Yes, see commit d0c7feaf8767 ("xfs: add agf freeblocks verify in xfs_agf_verify")

4.19-stable loops forerver, while linux-next will fail due to ENOSPC, cause commit

c2b3164320b5 ("xfs: use the latest extent at writeback delalloc conversion time") remove
the above while, dmesg is as follows:
[   55.250114] XFS (loop0): page discard on page ffffea0008bc7380, inode 0x1b0c, offset 0.

@sandeen, we can construct an img like this:

dd if=/dev/zero of=xfs.img bs=1M count=20
mkfs.xfs -d agcount=1 xfs.img
xfs_db -x xfs.img
agf 0
write freeblks 0
write longest 0
quit

>> Make sure fdblocks is always inited in mount(also init ifree, icount).
>>
>> xfs_mountfs
>>   xfs_check_summary_counts
>>     xfs_initialize_perag_data
>>
>> Signed-off-by: Zheng Bin <zhengbin13@xxxxxxxxxx>
>> ---
>>  fs/xfs/xfs_mount.c | 33 ---------------------------------
>>  1 file changed, 33 deletions(-)
>>
>> diff --git a/fs/xfs/xfs_mount.c b/fs/xfs/xfs_mount.c
>> index c5513e5..dc41801 100644
>> --- a/fs/xfs/xfs_mount.c
>> +++ b/fs/xfs/xfs_mount.c
>> @@ -594,39 +594,6 @@ xfs_check_summary_counts(
>>  		return -EFSCORRUPTED;
>>  	}
>>
>> -	/*
>> -	 * Now the log is mounted, we know if it was an unclean shutdown or
>> -	 * not.
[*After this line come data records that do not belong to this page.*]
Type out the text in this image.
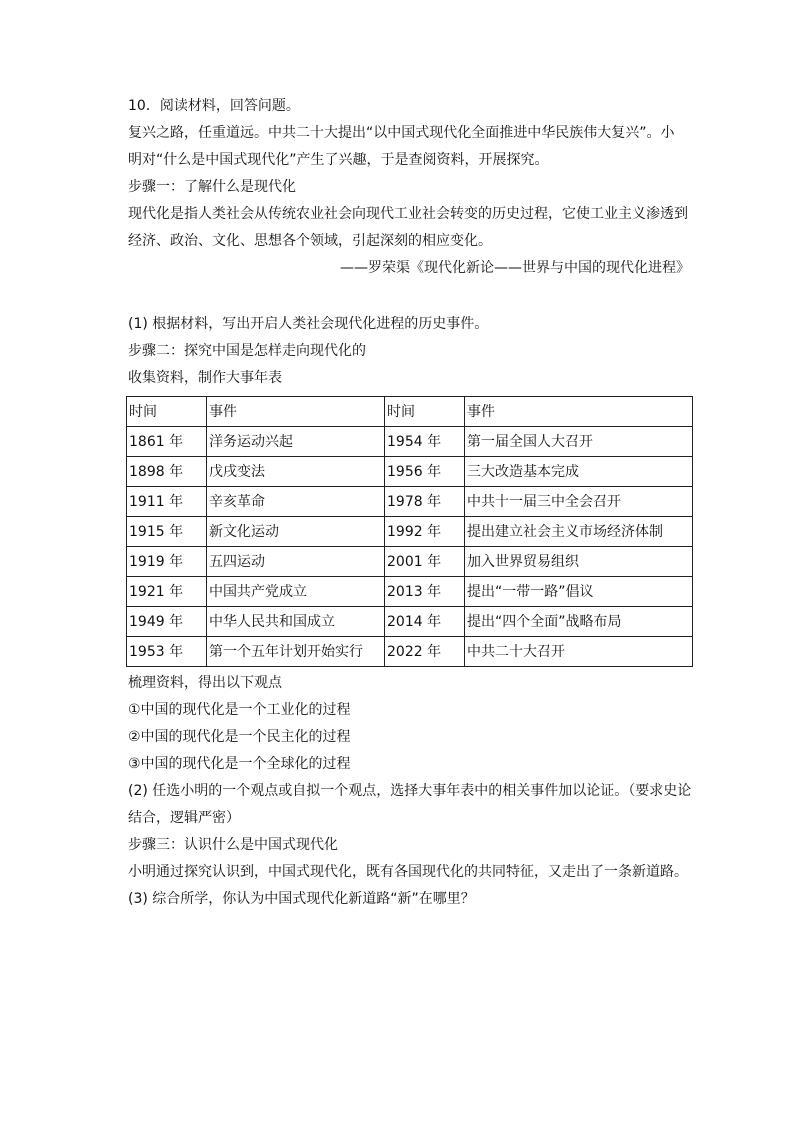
10．阅读材料，回答问题。
复兴之路，任重道远。中共二十大提出“以中国式现代化全面推进中华民族伟大复兴”。小
明对“什么是中国式现代化”产生了兴趣，于是查阅资料，开展探究。
步骤一：了解什么是现代化
现代化是指人类社会从传统农业社会向现代工业社会转变的历史过程，它使工业主义渗透到
经济、政治、文化、思想各个领域，引起深刻的相应变化。
——罗荣渠《现代化新论——世界与中国的现代化进程》
(1) 根据材料，写出开启人类社会现代化进程的历史事件。
步骤二：探究中国是怎样走向现代化的
收集资料，制作大事年表
时间	事件	时间	事件
1861 年	洋务运动兴起	1954 年	第一届全国人大召开
1898 年	戊戌变法	1956 年	三大改造基本完成
1911 年	辛亥革命	1978 年	中共十一届三中全会召开
1915 年	新文化运动	1992 年	提出建立社会主义市场经济体制
1919 年	五四运动	2001 年	加入世界贸易组织
1921 年	中国共产党成立	2013 年	提出“一带一路”倡议
1949 年	中华人民共和国成立	2014 年	提出“四个全面”战略布局
1953 年	第一个五年计划开始实行	2022 年	中共二十大召开
梳理资料，得出以下观点
①中国的现代化是一个工业化的过程
②中国的现代化是一个民主化的过程
③中国的现代化是一个全球化的过程
(2) 任选小明的一个观点或自拟一个观点，选择大事年表中的相关事件加以论证。（要求史论
结合，逻辑严密）
步骤三：认识什么是中国式现代化
小明通过探究认识到，中国式现代化，既有各国现代化的共同特征，又走出了一条新道路。
(3) 综合所学，你认为中国式现代化新道路“新”在哪里？
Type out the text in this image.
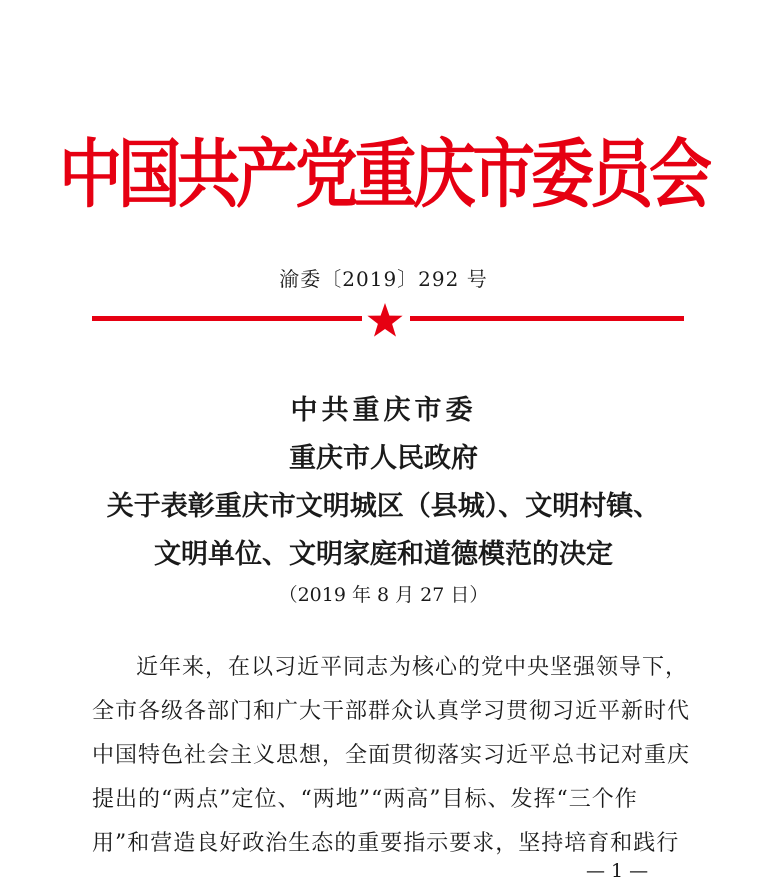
中国共产党重庆市委员会
渝委〔2019〕292 号
中共重庆市委
重庆市人民政府
关于表彰重庆市文明城区（县城）、文明村镇、
文明单位、文明家庭和道德模范的决定
（2019 年 8 月 27 日）
近年来，在以习近平同志为核心的党中央坚强领导下，
全市各级各部门和广大干部群众认真学习贯彻习近平新时代
中国特色社会主义思想，全面贯彻落实习近平总书记对重庆
提出的“两点”定位、“两地”“两高”目标、发挥“三个作
用”和营造良好政治生态的重要指示要求，坚持培育和践行
— 1 —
If it was, with the first phase of recovery has completed, we
>> -	 * have consistent AG blocks on disk. We have not recovered EFIs yet,
>> -	 * but they are recovered transactionally in the second recovery phase
>> -	 * later.
>> -	 *
>> -	 * If the log was clean when we mounted, we can check the summary
>> -	 * counters.  If any of them are obviously incorrect, we can recompute
>> -	 * them from the AGF headers in the next step.
>> -	 */
>> -	if (XFS_LAST_UNMOUNT_WAS_CLEAN(mp) &&
>> -	    (mp->m_sb.sb_fdblocks > mp->m_sb.sb_dblocks ||
>> -	     !xfs_verify_icount(mp, mp->m_sb.sb_icount) ||
>> -	     mp->m_sb.sb_ifree > mp->m_sb.sb_icount))
>> -		xfs_fs_mark_sick(mp, XFS_SICK_FS_COUNTERS);
>> -
>> -	/*
>> -	 * We can safely re-initialise incore superblock counters from the
>> -	 * per-ag data. These may not be correct if the filesystem was not
>> -	 * cleanly unmounted, so we waited for recovery to finish before doing
>> -	 * this.
>> -	 *
>> -	 * If the filesystem was cleanly unmounted or the previous check did
>> -	 * not flag anything weird, then we can trust the values in the
>> -	 * superblock to be correct and we don't need to do anything here.
>> -	 * Otherwise, recalculate the summary counters.
>> -	 */
>> -	if ((!xfs_sb_version_haslazysbcount(&mp->m_sb) ||
>> -	     XFS_LAST_UNMOUNT_WAS_CLEAN(mp)) &&
>> -	    !xfs_fs_has_sickness(mp, XFS_SICK_FS_COUNTERS))
>> -		return 0;
>> -
>>  	return xfs_initialize_perag_data(mp, mp->m_sb.sb_agcount);
> The downside of this is that now we /always/ have to make two trips
> around all of the AGs at mount time.  If you're proposing to require a
> fresh fdblocks recomputation at mount, could you please refactor all of
> the mount-time AG walks into a single loop?  And perhaps use xfs_pwork
> so that we don't have to do it serially?
>
> --D
>
>>  }
>>
>> --
>> 2.7.4
>>
> .
>